A União Europeia ameaçou suspender as negociações para um acordo de livre comércio com o Mercosul, retomadas nesta semana após seis anos de estancamento, caso a Argentina mantenha obstáculos à importação de alimentos processados.
As barreiras protecionistas retiveram, na alfândega argentina, carregamentos com massas italianas, azeites espanhóis, queijos franceses, chás ingleses e pêssegos em calda gregos, segundo o diretor-geral-adjunto de Comércio da UE, João Machado. Ele se referia à determinação – sempre negada pela Casa Rosada – de impedir a entrada de produtos alimentícios importados que tenham similares nacionais.
Como fez em várias ocasiões com o governo brasileiro, o Ministério da Indústria da Argentina reagiu rapidamente, voltando a rechaçar a existência de barreiras. Machado manteve suas reclamações. “Não há uma lei ou um decreto, mas o que existe – e sabemos disso porque temos uma cópia – é uma circular interna. Não tem o valor jurídico de uma lei ou um decreto, mas estamos falando de artifícios. A verdade é que os contêineres estão parados nos portos, ninguém pode negar. O comércio foi afetado e os operadores econômicos, para evitar riscos, decidem cancelar os contratos”, disse o funcionário europeu ao jornal argentino “La Nación”.
O Valor apurou, com diplomatas sul-americanos, que a mesma insatisfação foi transmitida pela delegação da UE durante a primeira rodada de negociações com o Mercosul, que termina hoje, em Buenos Aires.
Machado chegou a deixar em aberto a segunda rodada de negociações, condicionando sua realização à retirada das barreiras.

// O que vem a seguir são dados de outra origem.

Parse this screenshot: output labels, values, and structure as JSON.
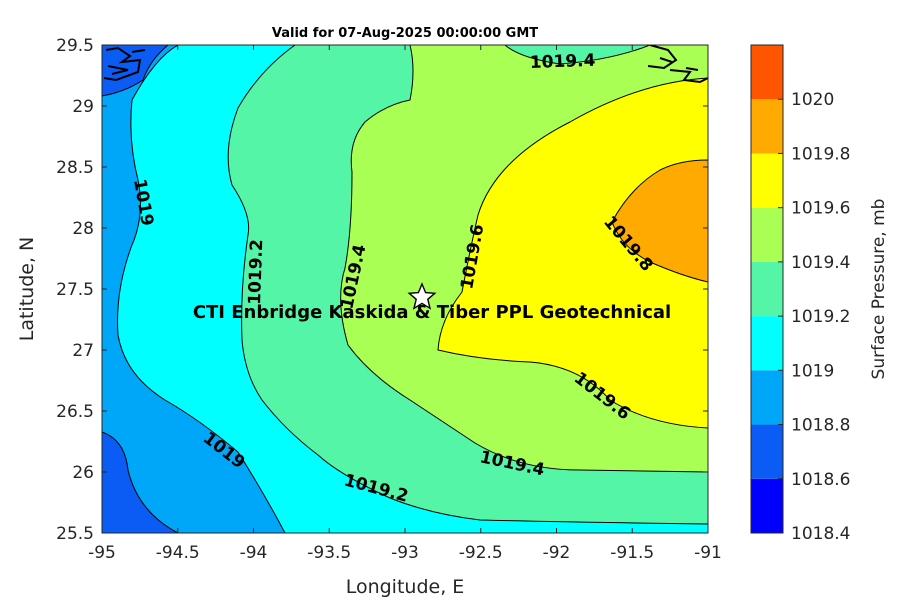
{
  "title": "Valid for 07-Aug-2025 00:00:00 GMT",
  "xlabel": "Longitude, E",
  "ylabel": "Latitude, N",
  "site_label": "CTI Enbridge  Kaskida & Tiber PPL Geotechnical",
  "colorbar": {
    "label": "Surface Pressure, mb",
    "ticks": [
      "1018.4",
      "1018.6",
      "1018.8",
      "1019",
      "1019.2",
      "1019.4",
      "1019.6",
      "1019.8",
      "1020"
    ],
    "levels": [
      {
        "from": 1018.4,
        "to": 1018.6,
        "color": "#0000ff"
      },
      {
        "from": 1018.6,
        "to": 1018.8,
        "color": "#0b5cf4"
      },
      {
        "from": 1018.8,
        "to": 1019.0,
        "color": "#00a6f7"
      },
      {
        "from": 1019.0,
        "to": 1019.2,
        "color": "#00ffff"
      },
      {
        "from": 1019.2,
        "to": 1019.4,
        "color": "#55f5a7"
      },
      {
        "from": 1019.4,
        "to": 1019.6,
        "color": "#aaff55"
      },
      {
        "from": 1019.6,
        "to": 1019.8,
        "color": "#ffff00"
      },
      {
        "from": 1019.8,
        "to": 1020.0,
        "color": "#ffaa00"
      },
      {
        "from": 1020.0,
        "to": 1020.2,
        "color": "#ff5500"
      }
    ]
  },
  "chart_data": {
    "type": "heatmap",
    "subtype": "filled contour map",
    "title": "Valid for 07-Aug-2025 00:00:00 GMT",
    "xlabel": "Longitude, E",
    "ylabel": "Latitude, N",
    "xlim": [
      -95,
      -91
    ],
    "ylim": [
      25.5,
      29.5
    ],
    "x_ticks": [
      "-95",
      "-94.5",
      "-94",
      "-93.5",
      "-93",
      "-92.5",
      "-92",
      "-91.5",
      "-91"
    ],
    "y_ticks": [
      "25.5",
      "26",
      "26.5",
      "27",
      "27.5",
      "28",
      "28.5",
      "29",
      "29.5"
    ],
    "variable": "Surface Pressure, mb",
    "contour_labels": [
      {
        "text": "1019",
        "lon": -94.75,
        "lat": 28.15
      },
      {
        "text": "1019.2",
        "lon": -94.03,
        "lat": 27.8
      },
      {
        "text": "1019.4",
        "lon": -93.32,
        "lat": 27.62
      },
      {
        "text": "1019.6",
        "lon": -92.58,
        "lat": 27.8
      },
      {
        "text": "1019.8",
        "lon": -91.65,
        "lat": 27.9
      },
      {
        "text": "1019.4",
        "lon": -91.95,
        "lat": 29.37
      },
      {
        "text": "1019",
        "lon": -94.58,
        "lat": 26.14
      },
      {
        "text": "1019.2",
        "lon": -93.25,
        "lat": 25.83
      },
      {
        "text": "1019.4",
        "lon": -92.1,
        "lat": 26.03
      },
      {
        "text": "1019.6",
        "lon": -91.85,
        "lat": 26.71
      }
    ],
    "site_marker": {
      "lon": -92.87,
      "lat": 27.43,
      "symbol": "star"
    },
    "colorbar_range": [
      1018.4,
      1020.2
    ]
  }
}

Tentando contemporizar, os representantes do Mercosul pediram aos europeus tratar essas divergências de forma bilateral, com a Argentina, em um apelo para evitar reflexos negativos nas discussões do acordo de livre comércio.
“O acordo vai justamente na direção de evitar esse tipo de problema. Uma coisa não deve contaminar a outra, e interromper a negociação não ajuda em nada”, desabafou um diplomata sul-americano. A expectativa do Mercosul é continuar as discussões logo após as férias de verão na Europa, que duram até meados de setembro. O bloco estará com presidência temporária brasileira, ao longo do segundo semestre, e o Itamaraty espera impulsionar as conversas antes de passar o bastão ao Paraguai.
Nas reuniões desta semana, não houve troca de pedidos e de ofertas de liberalização comercial. Por enquanto, os dois lados apenas revisaram em que estágio cada ponto das negociações havia parado, em 2004. Também começaram a discutir sobre normas e procedimentos, como regras de origem e salvaguardas, que devem estar presentes em qualquer acordo. Não se definiu nenhum prazo, mas a UE chegou a mencionar a expectativa de firmar o tratado em um ano.
De qualquer forma, reiterou a delegação europeia, isso ocorrerá apenas se a Argentina voltar atrás em suas barreiras aos alimentos importados. A UE levará o caso à Organização Mundial do Comércio (OMC), na próxima semana, em reunião do Conselho sobre o Comércio de Bens.
A Federação das Indústrias do Estado de São Paulo (Fiesp) tem feito as mesmas reclamações. Segundo a entidade, embora não haja mais retenção na fronteira de caminhões transportando alimentos, os importadores argentinos cancelaram encomendas que totalizam US$ 2 milhões por mês, a fim de não contrariar as orientações do governo. Enlatados, preparados para massas, chocolates e guloseimas em geral têm sido afetados, de acordo com a Fiesp.